A França saiu da Algéria, por exemplo, criando uma guerra entre os contra e os favoráveis à independência. Quem foi contra e lutou do lado dos franceses tornou-se traidor com o desenrolar dos acontecimentos. E tiveram, como opção, vir à França, promessa de integração mais do que merecida pelos serviços prestados. Vieram para serem recebidos em campos, alojados em bairros periféricos e tratados como cidadãos de segunda categoria que ocupam os postos de trabalho que nenhum francês quer e recebem, em geral, cerca de 30% a menos que qualquer francês pelo mesmo serviço. E, em cima disso, acrescentem o preconceito de serem tratados como migrantes mesmo quando são franceses já de segunda ou terceira geração. E quando essas pessoas encontram no radicalismo religioso uma condição de existirem e de serem valorizados, todos ficam chocados. Mas como assim eles nos querem mortos? Por que é que eles não se integram simplesmente e de boca fechada? Por que ficam querendo usar véu?

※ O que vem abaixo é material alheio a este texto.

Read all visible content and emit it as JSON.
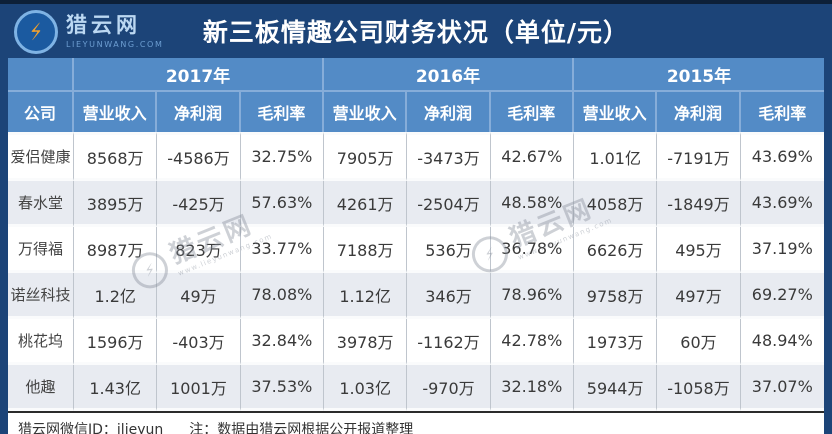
{
  "colors": {
    "navy": "#1c4478",
    "headerBlue": "#538bc6",
    "rowAlt": "#e8ebf1",
    "accent": "#f2a12d"
  },
  "brand": {
    "logo_text": "猎云网",
    "logo_domain": "LIEYUNWANG.COM"
  },
  "header": {
    "title": "新三板情趣公司财务状况（单位/元）"
  },
  "chart_data": {
    "type": "table",
    "title": "新三板情趣公司财务状况（单位/元）",
    "corner_label": "",
    "company_header": "公司",
    "year_groups": [
      "2017年",
      "2016年",
      "2015年"
    ],
    "metric_headers": [
      "营业收入",
      "净利润",
      "毛利率"
    ],
    "rows": [
      {
        "company": "爱侣健康",
        "values": [
          "8568万",
          "-4586万",
          "32.75%",
          "7905万",
          "-3473万",
          "42.67%",
          "1.01亿",
          "-7191万",
          "43.69%"
        ]
      },
      {
        "company": "春水堂",
        "values": [
          "3895万",
          "-425万",
          "57.63%",
          "4261万",
          "-2504万",
          "48.58%",
          "4058万",
          "-1849万",
          "43.69%"
        ]
      },
      {
        "company": "万得福",
        "values": [
          "8987万",
          "823万",
          "33.77%",
          "7188万",
          "536万",
          "36.78%",
          "6626万",
          "495万",
          "37.19%"
        ]
      },
      {
        "company": "诺丝科技",
        "values": [
          "1.2亿",
          "49万",
          "78.08%",
          "1.12亿",
          "346万",
          "78.96%",
          "9758万",
          "497万",
          "69.27%"
        ]
      },
      {
        "company": "桃花坞",
        "values": [
          "1596万",
          "-403万",
          "32.84%",
          "3978万",
          "-1162万",
          "42.78%",
          "1973万",
          "60万",
          "48.94%"
        ]
      },
      {
        "company": "他趣",
        "values": [
          "1.43亿",
          "1001万",
          "37.53%",
          "1.03亿",
          "-970万",
          "32.18%",
          "5944万",
          "-1058万",
          "37.07%"
        ]
      }
    ]
  },
  "footer": {
    "wechat": "猎云网微信ID：ilieyun",
    "note": "注：数据由猎云网根据公开报道整理"
  },
  "watermark": {
    "text": "猎云网",
    "sub": "www.lieyunwang.com"
  }
}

Migrante bom em terra de colonizador é aquele que não dá trabalho, não aparece, paga seus impostos e não reclama. E quando alguém faz algo diferente disso, os franceses não entendem. Eles não entendem que existe uma história que precede todo e qualquer magrebino e todo e qualquer migrante vindo de um país ex-colônia francesa e que essa história é marcada por uma violência que fará com que, para o sujeito que aqui chega, a relação com esse país seja, no mínimo, ambígua. Porque o país que os recebe matou, violou e explorou seus antepassados às vezes nem muito distantes. E ainda querem que eles se integrem. Sem perceber que integração é violência.

Não conheço forma de resolver esse tipo de impasse que não passe por um acerto de contas com a própria história o que significa, por aqui, com o passado de colonizador. Que é tão negado quanto o direito à revolta dos colonizados. Mentalidade de colonizador e revolta de colonizado que se transmitem em silêncio, de geração em geração. Sem que ninguém entenda.

Sim, a França tem seus lados não tão admiráveis.